While the program could be readily financed by issuing Treasury Bonds, one might object that such an option would be politically impossible now that both parties are engaged in a bi-partisan and gratuitous round of "budget cutting." It follows that questions might be raised as to how costly such a jobs program might be, and if it could be financed through cuts elsewhere. First, let's estimate the expense (yes, these are "educated guesses"). Given that there are 14 million unemployed, and knowing that the official figure is generally too low by about half, we can infer that around 21 million people might be eligible for one of these jobs. If we assume half of those eligible choose to participate at any given time, at an average wage of $8.00 hour, 35 hours per week, and 50 weeks a year, and supposing an estimate of sixty cents on the dollar for "overheads," then the total annual cost will be $8 x 35 x 50 x 1.60 x 10.5 million = $235,200 million. Lets round up this estimate and call it $250 billion.

Now, let's turn to revenues and savings. Since the bulk of money that is earned is spent, thereby becoming someone else's revenue, what is called the "income multiplier" has to be considered. For the United States it is estimated to be just over 2.0 (and likely higher for the working poor). It follows that for expenditures of $250 billion, Gross Domestic Product should rise by at least $500 billion. If only 15% of this is returned in taxes (a low estimate), then we should recoup $75 billion right off. Another obvious candidate for savings is less expenditure on unemployment insurance. This could save about half of our current outlays, or around $10 billion a year. Likewise, the Earned Income Tax Credit will be less heavily drawn upon, so this might save another $10 billion. Now, we need another $155 billion.

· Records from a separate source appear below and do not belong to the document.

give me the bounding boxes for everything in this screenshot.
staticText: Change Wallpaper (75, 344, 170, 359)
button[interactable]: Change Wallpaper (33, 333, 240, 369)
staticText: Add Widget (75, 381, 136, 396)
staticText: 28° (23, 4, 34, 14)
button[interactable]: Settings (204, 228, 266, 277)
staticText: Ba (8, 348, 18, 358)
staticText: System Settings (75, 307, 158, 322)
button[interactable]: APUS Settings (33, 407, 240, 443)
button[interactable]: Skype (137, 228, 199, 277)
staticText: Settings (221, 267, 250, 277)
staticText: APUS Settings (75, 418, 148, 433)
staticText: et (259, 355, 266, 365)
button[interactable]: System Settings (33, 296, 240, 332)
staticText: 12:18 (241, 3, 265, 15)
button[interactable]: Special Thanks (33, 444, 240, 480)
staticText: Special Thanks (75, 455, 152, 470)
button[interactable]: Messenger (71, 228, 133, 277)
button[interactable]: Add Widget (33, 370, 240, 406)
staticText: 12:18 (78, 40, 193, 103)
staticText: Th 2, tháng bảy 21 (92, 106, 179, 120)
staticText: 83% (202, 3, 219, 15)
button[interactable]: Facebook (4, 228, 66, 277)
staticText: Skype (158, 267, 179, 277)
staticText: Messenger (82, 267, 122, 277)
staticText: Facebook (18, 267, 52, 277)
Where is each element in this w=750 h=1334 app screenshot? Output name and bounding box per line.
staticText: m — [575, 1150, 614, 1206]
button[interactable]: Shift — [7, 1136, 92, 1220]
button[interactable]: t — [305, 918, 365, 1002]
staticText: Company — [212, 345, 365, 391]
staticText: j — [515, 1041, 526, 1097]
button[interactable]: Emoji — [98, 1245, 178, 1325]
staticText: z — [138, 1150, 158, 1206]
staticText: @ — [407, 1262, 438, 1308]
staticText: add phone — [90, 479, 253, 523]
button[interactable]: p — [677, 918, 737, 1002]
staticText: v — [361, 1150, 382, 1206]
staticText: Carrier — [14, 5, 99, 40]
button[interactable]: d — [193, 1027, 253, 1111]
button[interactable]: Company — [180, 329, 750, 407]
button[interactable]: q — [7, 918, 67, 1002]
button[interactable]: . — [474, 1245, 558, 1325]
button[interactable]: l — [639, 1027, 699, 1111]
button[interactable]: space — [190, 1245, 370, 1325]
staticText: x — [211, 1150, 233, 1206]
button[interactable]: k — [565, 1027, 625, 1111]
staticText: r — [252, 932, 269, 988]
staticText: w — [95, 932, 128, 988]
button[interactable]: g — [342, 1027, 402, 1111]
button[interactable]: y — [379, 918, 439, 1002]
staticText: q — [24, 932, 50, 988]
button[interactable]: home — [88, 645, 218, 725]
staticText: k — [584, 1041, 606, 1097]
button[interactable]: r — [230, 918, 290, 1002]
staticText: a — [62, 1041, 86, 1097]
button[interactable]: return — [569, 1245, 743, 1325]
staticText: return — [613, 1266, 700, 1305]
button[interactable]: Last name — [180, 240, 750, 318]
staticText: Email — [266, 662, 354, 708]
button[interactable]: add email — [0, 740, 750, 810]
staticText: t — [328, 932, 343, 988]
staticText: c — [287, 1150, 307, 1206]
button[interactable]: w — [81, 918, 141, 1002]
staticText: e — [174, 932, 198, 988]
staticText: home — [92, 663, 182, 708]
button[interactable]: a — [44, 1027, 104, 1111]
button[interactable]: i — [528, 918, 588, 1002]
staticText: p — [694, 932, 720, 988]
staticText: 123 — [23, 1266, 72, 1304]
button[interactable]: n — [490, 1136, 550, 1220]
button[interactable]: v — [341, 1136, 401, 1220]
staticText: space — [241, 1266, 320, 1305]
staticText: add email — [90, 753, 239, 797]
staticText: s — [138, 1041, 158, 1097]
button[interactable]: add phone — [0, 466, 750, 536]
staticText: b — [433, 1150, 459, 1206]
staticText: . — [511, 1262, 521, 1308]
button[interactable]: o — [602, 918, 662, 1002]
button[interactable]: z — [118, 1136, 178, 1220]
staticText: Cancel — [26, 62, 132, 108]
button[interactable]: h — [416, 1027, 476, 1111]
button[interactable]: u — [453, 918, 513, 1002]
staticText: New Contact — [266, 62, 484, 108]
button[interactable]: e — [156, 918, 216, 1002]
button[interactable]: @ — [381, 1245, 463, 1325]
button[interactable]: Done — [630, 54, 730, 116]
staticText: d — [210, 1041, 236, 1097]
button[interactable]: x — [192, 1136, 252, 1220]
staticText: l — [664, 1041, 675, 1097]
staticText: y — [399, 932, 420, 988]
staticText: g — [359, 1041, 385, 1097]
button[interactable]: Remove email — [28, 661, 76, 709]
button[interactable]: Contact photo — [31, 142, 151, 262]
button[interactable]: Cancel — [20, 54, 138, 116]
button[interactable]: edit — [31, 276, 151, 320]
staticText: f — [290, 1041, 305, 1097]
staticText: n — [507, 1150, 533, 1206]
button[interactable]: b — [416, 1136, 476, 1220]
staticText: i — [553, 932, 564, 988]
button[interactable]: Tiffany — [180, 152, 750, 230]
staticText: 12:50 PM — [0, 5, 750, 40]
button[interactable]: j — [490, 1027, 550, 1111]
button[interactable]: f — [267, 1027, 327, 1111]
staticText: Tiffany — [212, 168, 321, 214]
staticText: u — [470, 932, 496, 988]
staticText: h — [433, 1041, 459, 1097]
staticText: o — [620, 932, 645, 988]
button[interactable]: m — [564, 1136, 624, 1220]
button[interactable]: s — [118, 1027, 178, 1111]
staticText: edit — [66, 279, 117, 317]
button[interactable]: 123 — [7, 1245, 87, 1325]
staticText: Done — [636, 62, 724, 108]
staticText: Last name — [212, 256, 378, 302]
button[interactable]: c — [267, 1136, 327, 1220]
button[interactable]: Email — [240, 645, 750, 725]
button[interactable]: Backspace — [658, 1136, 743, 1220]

Personally, I would ditch the Wars in Iraq and Af-Pak. Expense-wise these wars are, as a matter of principle and practice, grossly underestimated by the government. Even a low-end estimate suggests savings of $500 billion a year. But, it appears that Obama's new-found Washington friends really like these wars, so I guess we are stuck with them even if the voters want out. But do we really need 20,000 troops in Kuwait, Qatar and Bahrain? After all, nothing is going on in the first two countries and the Saudis are successfully suppressing Democracy in the latter without any help on our part. I'll bet that there is at least $50 billion to be saved by ending these expenses. And the 36,000 troops in Okinawa? Hey, World War II is so over! The residents of that island have been begging us to leave for some decades, so let's oblige them. As Japan actually subsidizes their stay, my guess is that this will only save another $40 billion. What of Fed-directed bank bailouts, guarantees, back-door subsidies and -- since 2008 -- the interest the Fed now pays banks for the reserves that they formerly held in interest-free accounts? We know the Fed has a long history of concealing or misrepresenting the cost of such giveaways, but they should be at least another $60 billion, and could easily be much more. So, lets add all of these up, 75 + 10 + 10 + 50 + 40 + 60 = $245 billion, and given that all my revenue numbers are deliberate underestimates, this program appears to be very affordable. Any remaining problem, then, can only be attributed to political will.


Robert E. Prasch is Professor of Economics at Middlebury College where he teaches courses on Monetary Theory and Policy, Macroeconomics, American Economic History, and the History of Economic Thought. His latest book is How Markets Work: Supply, Demand and the 'Real World' (Edward Elgar, 2008).